Nor is that romantic remembrance at all similar to how Gene Wojciechowski described a scene in the Angels’ clubhouse in 1989 after a game pitched by Jim Abbott, in Wojciechowski’s underappreciated book “Pond Scum & Vultures.”
Wojciechowski, then with the L.A. Times and now with ESPN.com, wrote:
Suddenly the doors opened and we (sports media) lurched forward, all headed toward Abbott’s roped-off dressing cubicle. That’s when I heard the moos. Moos so loud and clear that Elsie the cow would have been proud. Harsh, mocking boos, designed to let us know exactly how little we were welcome.
It’s hard to be angry with Keown or other current members of sports media, such as Dan Patrick, who have expressed frustration with the sorry state of interviewing. Obviously media consumers would be better served by journalists who ask questions instead of making statements that are passed off as questions. Or as Keown writes, “… what now passes for a question is prefaced with the two most dreaded words in sports journalism: talk about. As in: Talk about your defense. Talk about the interception. Talk about the game plan.”
And, yeah, “Talk about …” isn’t exactly Murrow-McCarthy.
But to blame it on modern technologies such as Twitter or the current climate of trying-to-always-be-first journalism is wrong. Jump to the 0:21 mark of this 1950s interview (below) with the New York Yankees’ Mickey Mantle, in which the interviewer concludes his question by saying “You know that. Let’s hear a few words about that.” In other words, the interviewer told Mantle something Mantle already knows, tells Mantle that he knows that Mantle knows, and effectively concludes with, “Tell me something I already know you know the answer to, and you know I know you have the answer to.”
That’s a lousy question, and it’s 60 years ago.
There continues to be memorable work produced by sports journalists, but not so much by the beat writers. We appreciate them for their presence and effort and persistence and endurance, and we appreciate them most when they break news. Mostly, we don’t remember them at all. The stories we do remember from today’s generation of journalists are no different than the stories we remember from a half-century ago.
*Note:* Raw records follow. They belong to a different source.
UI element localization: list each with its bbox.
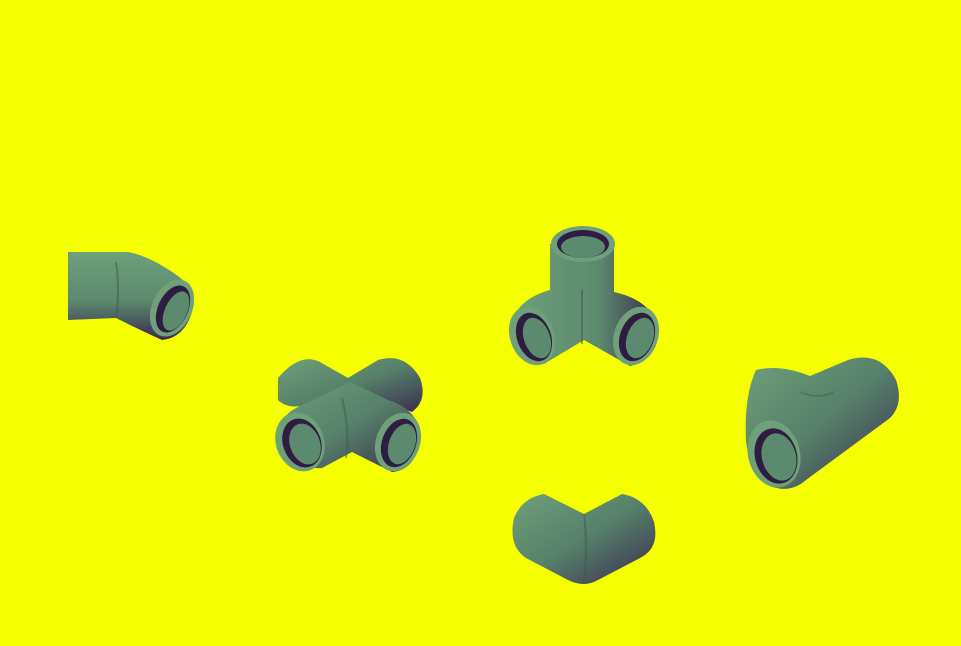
pipe-corner-3way-icon — [508, 226, 660, 366]
pipe-cross-icon — [275, 358, 423, 472]
pipe-elbow-45-icon — [68, 252, 195, 340]
pipe-elbow-90-icon — [512, 494, 656, 584]
pipe-tee-icon — [745, 357, 899, 489]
We remember feature stories. We remember Gay Talese’s “Silent Season of Hero” as we one day might remember something from Wright Thompson. We remember Cannon’s “Lethal Lightning” as we one day might remember stories from Selena Roberts or Joe Posnanski.
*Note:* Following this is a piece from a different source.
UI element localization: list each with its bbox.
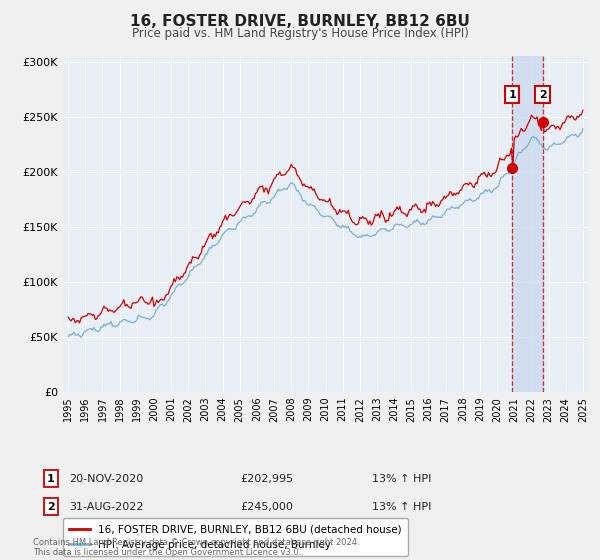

Keown’s memory has created something of a Matrix – a coping mechanism, perhaps – and he asks us to plug in and remember the good old days. But there were no good old days, just as there aren’t good new days. In sports journalism, there are just days. The only thing that changes – and I do mean only – is the technology. The methods of delivery and consumption.
The philosophical core of the people behind the messages – sports journalists, regardless of the medium – don’t change. There will always be a few great sports journalists, a majority of adequate sports journalists, and a few lousy sports journalists.